#Aura

“What is aura actually? A strange weave of time and space: the unique appearance or semblance of a distance no matter how close it may be.”
Walter Benjamin, ‘A Little History of Photography’

by Jeanine Griffin, Tuesday, 14 May, 2019

Something fuzzy, fuzzily understood, a kind of halo around things, or people, or images of same. It may actually be there, or might be there but technologically induced, or may be a theoretical fiction.

by Esther Leslie, Wednesday, 29 May, 2019

Aura is the antithesis of ‘exhibitability’ (‘Ausstellbarkeit’, in Walter Benjamin’s ‘Work of Art’ essay). Could we try starting with exhibitability, or exposability, rather than aura? It operates collectively and intimately, both affectively and critically, opening onto a play-space of political action. By contrast, aura acts at a distance, through contemplative immersion to provide individual enlightenment, fostering ‘a breeding ground for asocial behaviour’.

by Lucy Steeds, Thursday, 6 June, 2019

Perhaps aura is in the eye of the beholder. Aura is commonly understood as existing in an antithetical relationship to mechanical reproduction; as the oft-quoted phrase goes, that which withers in the age of mechanical reproduction is the aura of the work of art. Yet today the mechanically reproducible medium of photochemical film appears as eminently auratic, pushed into the domain of authenticity by the advent of electronic media. The material object of film has not changed – what has is its position within a broader media ecology and, consequently, the values and meanings we attach to it. Thus, the birth of filmic aura, brought into being by the midwife of our anxious gaze.

by Erika Balsom, Thursday, 13 June, 2019

Aura is something that decays, is always decaying, but is not ever definitively gone, because it always threatens to return and because it is a strange weave of time and space, it might also be said to be a strange weave of this time, that space, and once we move to another time and another space, there is always the potential that new auras will arise. The past becomes auratic, distant, untouchable. The present, electronic, liquid crystal, close up, is all too touchable, our screens, on which our worlds of culture unfurl, at our fingertips. We will find our distance from it one day though. We will no longer to able to make the right gestures on the icy surface of the touchscreen. Our pinches and flicks will trigger the wrong things.
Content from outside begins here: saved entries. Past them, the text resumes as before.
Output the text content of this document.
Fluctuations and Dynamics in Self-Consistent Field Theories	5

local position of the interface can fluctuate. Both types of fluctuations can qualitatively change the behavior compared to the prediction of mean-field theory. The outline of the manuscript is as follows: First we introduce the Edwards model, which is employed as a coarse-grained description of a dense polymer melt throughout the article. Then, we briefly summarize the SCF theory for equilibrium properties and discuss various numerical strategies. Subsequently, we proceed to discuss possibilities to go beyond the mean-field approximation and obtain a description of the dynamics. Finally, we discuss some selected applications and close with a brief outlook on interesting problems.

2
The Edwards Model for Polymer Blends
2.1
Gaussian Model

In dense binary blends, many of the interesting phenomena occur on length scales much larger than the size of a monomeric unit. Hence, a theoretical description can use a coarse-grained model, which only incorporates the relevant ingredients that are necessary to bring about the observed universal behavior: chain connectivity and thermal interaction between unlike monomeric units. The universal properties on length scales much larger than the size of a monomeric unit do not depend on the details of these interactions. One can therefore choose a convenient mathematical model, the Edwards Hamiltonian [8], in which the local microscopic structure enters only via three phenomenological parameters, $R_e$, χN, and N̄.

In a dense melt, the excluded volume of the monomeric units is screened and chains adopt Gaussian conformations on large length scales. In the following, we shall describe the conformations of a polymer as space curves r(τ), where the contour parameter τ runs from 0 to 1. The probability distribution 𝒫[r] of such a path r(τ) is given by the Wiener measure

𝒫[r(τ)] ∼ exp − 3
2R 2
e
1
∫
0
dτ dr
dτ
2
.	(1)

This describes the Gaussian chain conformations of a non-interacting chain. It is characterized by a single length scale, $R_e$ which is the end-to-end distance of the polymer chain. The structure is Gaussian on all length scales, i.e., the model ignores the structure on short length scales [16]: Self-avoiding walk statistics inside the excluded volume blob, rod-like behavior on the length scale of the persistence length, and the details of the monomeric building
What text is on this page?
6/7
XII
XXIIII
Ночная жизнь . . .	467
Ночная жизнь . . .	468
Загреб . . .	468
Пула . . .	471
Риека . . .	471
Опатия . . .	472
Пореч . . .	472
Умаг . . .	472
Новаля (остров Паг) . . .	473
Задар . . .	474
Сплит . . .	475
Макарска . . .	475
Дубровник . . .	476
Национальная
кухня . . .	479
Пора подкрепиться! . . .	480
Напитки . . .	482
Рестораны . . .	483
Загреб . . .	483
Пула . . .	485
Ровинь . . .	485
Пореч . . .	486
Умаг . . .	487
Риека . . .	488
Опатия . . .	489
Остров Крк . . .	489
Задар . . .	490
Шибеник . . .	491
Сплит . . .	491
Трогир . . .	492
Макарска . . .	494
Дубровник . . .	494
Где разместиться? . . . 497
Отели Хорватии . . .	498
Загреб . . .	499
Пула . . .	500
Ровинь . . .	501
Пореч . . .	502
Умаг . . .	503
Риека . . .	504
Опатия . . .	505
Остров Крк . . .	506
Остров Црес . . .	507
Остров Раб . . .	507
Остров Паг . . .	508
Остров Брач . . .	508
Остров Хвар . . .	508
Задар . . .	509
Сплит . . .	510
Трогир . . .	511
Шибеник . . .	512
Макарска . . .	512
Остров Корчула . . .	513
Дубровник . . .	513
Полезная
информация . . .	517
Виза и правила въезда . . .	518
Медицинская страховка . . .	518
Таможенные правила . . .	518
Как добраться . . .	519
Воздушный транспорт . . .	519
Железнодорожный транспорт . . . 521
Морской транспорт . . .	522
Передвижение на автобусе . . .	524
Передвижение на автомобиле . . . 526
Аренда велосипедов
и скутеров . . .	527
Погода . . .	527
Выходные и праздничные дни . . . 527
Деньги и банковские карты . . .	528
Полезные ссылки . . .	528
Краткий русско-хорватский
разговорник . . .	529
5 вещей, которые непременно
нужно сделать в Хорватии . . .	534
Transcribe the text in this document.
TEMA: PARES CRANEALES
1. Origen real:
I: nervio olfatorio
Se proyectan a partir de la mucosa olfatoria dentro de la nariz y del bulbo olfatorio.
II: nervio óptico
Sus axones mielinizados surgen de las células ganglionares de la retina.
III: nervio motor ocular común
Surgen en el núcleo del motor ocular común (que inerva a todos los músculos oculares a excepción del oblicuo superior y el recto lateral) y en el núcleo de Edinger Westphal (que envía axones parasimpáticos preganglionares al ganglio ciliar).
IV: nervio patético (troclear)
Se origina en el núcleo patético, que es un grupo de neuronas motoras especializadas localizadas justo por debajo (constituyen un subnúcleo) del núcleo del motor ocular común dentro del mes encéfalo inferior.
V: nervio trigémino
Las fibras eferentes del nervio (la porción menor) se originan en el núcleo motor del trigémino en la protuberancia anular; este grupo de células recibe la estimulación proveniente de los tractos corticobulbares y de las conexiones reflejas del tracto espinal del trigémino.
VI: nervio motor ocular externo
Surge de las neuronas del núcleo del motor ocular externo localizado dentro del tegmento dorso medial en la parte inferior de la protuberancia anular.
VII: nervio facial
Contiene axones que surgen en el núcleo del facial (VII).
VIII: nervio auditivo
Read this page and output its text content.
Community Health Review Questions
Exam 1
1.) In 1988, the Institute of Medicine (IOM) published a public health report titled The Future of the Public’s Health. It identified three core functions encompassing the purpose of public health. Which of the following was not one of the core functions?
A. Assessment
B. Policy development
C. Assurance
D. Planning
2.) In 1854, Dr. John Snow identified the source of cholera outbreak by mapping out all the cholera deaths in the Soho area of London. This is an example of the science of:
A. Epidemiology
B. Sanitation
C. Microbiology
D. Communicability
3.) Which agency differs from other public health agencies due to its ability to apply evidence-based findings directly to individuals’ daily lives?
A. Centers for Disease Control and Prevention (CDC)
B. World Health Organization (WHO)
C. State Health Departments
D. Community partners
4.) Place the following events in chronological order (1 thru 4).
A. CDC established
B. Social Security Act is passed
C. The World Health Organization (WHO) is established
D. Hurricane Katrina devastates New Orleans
by Esther Leslie, Monday, 17 June, 2019

Aura is museological fetishism. It is controlled through ritual. To what extent is the political play-space opened through virtual proximity – whether you want to say ‘via exhibitability’ and invoke art or not – controlled through algorithms?

by Lucy Steeds, Wednesday, 19 June, 2019

Aureola is the word used in religious painting to describe the halo depicted around religious figures heads. A painterly tool designed to create aura in the artwork, elevating the status and emotional impact of the holy figures in these paintings. In the 20th Century the aureola reappeared as the halo lamp, which was designed to perfectly illuminate the faces of models during photoshoots. The fashion shoots used this lighting to create an aura around the commodity. In the 21st century the halo lamp is a cheap lighting tool designed to improve the lighting conditions for selfies. These lamps seek to add aura and highlight individuality to your personal image.
The ubiquitous production of each of these examples only further adds to the power of the image within its intended platform.

by James Clarkson, Sunday, 30 June, 2019



aura (according to Benjamin):

- casing (might also be called 'etui' or in some instances 'futeral');

- a breath, or more specifically, breathing when contemplating a mountain range;

-an eye opener;

by Florian Roithmayr, Monday, 1 July, 2019

Aura perhaps remains an ambivalent concept, but if we can move away from reification, and also take up the sociologist Hartmut Rosa’s reading of Benjamin, we might see aura as a ‘counter-sense’ to alienation (whereby alienation refers to skewed relations, a non-relation, rather than things we simply dislike). Sensed in this way, aura might refer to a different way of relating ‘where the thing looks back at you, it is speaking to you, it is somehow getting through’.

Rosa Hartmut 2010 'Acceleration and Alienation: Towards a Critical Theory of Late-modern Temporality' Aarhus NSU Press

by Michelle Atherton, Tuesday, 9 July, 2019

One day I will have a cybercafe shop sign. It will be bought from a large collection of similar signs that all deploy the @ symbol and phrases like 'superhighway' or 'world wide web'. I am sure there is a lock-up full of them in East London. One day soon, not quite yet, I will pay good money for a beautiful day-glo PVC or acrylic sign advertising 'Global eMessage Bakery' with a cool picture of a keyboard and ghostly fingers typing by a cup of coffee, the whole thing manufactured sometime 1997 to 2003 to advertise email services to people who could not afford the internet. I will put it on the long wall in my kitchen and people will talk about it.